Damit eine Marke als irreführend oder täuschend angesehen werden kann, muss geprüft werden, ob die Bezeichnung einen Bezug zu den Waren hat, für die sie Schutz beansprucht, da eine Beschreibung für eine bestimmte Art von Waren irreführend sein kann, für eine andere jedoch nicht. So ist beispielsweise die Marke „Swiss Navy“ nicht irreführend, da die Produkte, die sie schützen soll, keinen Bezug zur Schweizer Marine haben; daher ist es nicht anzunehmen, dass ein Durchschnittsverbraucher beim Kauf dieser Produkte irregeführt werden könnte, indem er annimmt, sie stammten von dieser Einrichtung.
Digitale Registriernummer: 2029973 / Dissertation: I.10o.A.53 A (11a.)
Einzelarbeit TCC
Im Verwaltungsstrafverfahren sind Beweismittel zulässig, wenn sie aus einem öffentlichen sozialen Netzwerk oder einer Instant-Messaging-Anwendung stammen und einer der Gesprächsteilnehmer das Kommunikationsgeheimnis aufhebt.

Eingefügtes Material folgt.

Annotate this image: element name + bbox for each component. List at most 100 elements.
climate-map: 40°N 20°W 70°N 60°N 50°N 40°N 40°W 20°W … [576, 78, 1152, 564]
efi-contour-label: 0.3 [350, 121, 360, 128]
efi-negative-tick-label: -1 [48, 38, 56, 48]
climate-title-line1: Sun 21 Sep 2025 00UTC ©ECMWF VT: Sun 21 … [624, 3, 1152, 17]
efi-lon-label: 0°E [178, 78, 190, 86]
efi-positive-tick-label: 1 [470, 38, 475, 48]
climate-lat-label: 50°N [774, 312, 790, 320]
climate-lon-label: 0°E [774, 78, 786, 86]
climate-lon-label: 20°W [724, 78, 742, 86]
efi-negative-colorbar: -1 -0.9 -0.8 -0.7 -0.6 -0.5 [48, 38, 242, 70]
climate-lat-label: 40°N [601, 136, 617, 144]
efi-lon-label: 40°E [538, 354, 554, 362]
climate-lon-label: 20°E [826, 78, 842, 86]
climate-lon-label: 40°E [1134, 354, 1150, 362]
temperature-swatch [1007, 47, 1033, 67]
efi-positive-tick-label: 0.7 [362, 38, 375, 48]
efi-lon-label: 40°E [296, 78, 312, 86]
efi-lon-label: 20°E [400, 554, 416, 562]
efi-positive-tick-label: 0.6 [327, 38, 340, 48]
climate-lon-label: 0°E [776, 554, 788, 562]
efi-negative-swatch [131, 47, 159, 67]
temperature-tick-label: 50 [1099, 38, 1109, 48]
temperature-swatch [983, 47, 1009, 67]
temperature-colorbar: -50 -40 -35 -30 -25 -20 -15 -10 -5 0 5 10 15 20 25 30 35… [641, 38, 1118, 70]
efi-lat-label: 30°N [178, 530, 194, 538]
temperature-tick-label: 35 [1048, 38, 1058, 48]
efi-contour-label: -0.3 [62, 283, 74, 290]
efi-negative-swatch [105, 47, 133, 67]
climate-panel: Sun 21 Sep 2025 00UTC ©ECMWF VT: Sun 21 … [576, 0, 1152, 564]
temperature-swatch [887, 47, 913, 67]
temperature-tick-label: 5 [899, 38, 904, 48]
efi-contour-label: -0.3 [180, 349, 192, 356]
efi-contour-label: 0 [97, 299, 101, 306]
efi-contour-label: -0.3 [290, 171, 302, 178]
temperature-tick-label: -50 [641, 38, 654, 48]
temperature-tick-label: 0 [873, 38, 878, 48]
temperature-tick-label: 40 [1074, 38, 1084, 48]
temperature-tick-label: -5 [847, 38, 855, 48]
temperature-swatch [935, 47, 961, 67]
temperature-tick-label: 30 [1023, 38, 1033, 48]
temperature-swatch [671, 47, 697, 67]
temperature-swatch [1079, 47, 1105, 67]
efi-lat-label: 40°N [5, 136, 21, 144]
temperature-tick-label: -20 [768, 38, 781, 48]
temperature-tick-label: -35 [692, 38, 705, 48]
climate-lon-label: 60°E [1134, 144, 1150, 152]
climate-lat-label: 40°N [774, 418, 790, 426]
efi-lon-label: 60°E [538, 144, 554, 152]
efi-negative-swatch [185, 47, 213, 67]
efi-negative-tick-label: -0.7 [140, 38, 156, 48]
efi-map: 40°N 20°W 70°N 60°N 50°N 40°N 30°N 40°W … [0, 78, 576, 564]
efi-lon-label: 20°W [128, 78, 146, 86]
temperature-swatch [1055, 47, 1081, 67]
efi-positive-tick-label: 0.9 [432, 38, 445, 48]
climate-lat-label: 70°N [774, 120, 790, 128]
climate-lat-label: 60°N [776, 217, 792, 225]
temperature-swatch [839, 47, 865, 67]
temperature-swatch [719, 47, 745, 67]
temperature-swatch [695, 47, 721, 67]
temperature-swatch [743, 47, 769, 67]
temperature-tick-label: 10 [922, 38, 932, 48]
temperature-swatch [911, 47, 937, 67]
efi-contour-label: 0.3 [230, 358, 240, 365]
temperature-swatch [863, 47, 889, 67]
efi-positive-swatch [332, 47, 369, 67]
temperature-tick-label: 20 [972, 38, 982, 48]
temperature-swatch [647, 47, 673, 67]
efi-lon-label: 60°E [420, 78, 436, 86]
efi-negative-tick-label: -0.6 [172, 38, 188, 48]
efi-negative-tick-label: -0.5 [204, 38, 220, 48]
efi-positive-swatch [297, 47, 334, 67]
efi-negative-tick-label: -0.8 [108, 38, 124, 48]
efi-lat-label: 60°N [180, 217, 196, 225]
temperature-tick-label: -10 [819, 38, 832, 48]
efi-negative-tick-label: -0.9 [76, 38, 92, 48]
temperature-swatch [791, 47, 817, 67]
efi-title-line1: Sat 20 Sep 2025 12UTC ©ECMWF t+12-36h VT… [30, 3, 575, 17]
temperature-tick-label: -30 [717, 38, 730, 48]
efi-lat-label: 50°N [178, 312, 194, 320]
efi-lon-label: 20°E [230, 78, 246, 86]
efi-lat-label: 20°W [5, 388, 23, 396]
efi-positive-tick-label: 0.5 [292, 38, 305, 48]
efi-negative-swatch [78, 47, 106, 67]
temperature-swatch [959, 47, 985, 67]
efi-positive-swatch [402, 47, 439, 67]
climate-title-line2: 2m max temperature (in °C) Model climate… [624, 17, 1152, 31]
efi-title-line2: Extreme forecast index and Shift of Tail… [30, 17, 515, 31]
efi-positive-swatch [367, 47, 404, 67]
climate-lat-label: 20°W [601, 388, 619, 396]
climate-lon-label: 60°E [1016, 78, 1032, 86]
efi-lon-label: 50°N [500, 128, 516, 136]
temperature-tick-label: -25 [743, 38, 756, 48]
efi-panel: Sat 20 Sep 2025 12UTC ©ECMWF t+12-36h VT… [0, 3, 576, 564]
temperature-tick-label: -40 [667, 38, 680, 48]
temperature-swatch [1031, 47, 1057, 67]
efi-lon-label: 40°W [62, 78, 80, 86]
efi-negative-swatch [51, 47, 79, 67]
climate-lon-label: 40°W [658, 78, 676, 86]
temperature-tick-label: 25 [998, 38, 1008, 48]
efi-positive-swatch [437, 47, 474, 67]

In der Einzelentscheidung 1a. XCV/2008 stellte die Erste Kammer des Obersten Gerichtshofs fest, dass kein Verstoß gegen das Grundrecht auf die Unverletzlichkeit privater Kommunikation vorliegt, wenn einer der Gesprächsteilnehmer die Vertraulichkeit der Kommunikation aufhebt. Angesichts des öffentlichen Charakters einiger sozialer Netzwerke ist die Beschaffung des gespeicherten Materials rechtmäßig, da es ausreicht, auf das Profil des Nutzers zuzugreifen, um es zu erhalten.
Digitale Registriernummer: 2029980 / Dissertation: I.10o.A.57 A (11a.)
Einzelarbeit TCC
Für die Anerkennung als Flüchtling ist es nicht erforderlich, die begründete Furcht vor Verfolgung durch schriftliche Nachweise zu belegen.
Um nachzuweisen, dass eine begründete Furcht vor Verfolgung besteht, sind die subjektiven und objektiven Voraussetzungen zu berücksichtigen sowie die Frage, ob eines der in Artikel 6 der Durchführungsverordnung zum Gesetz über Flüchtlinge und ergänzenden Schutz vorgesehenen Verhaltensweisen vorliegt, ohne dass von den Antragstellern der Nachweis dieser Elemente verlangt werden kann, da ihre Aussagen in Verbindung mit statistischen Zahlen oder Berichten über ihr Herkunftsland ausreichen; Dies hat der Hohe Flüchtlingskommissar der Vereinten Nationen in dem genannten Handbuch anerkannt, indem er feststellte, dass es nicht mit der genannten Konvention vereinbar ist, von den Antragstellern schriftliche Nachweise zu verlangen, damit ihnen der Flüchtlingsstatus zuerkannt wird.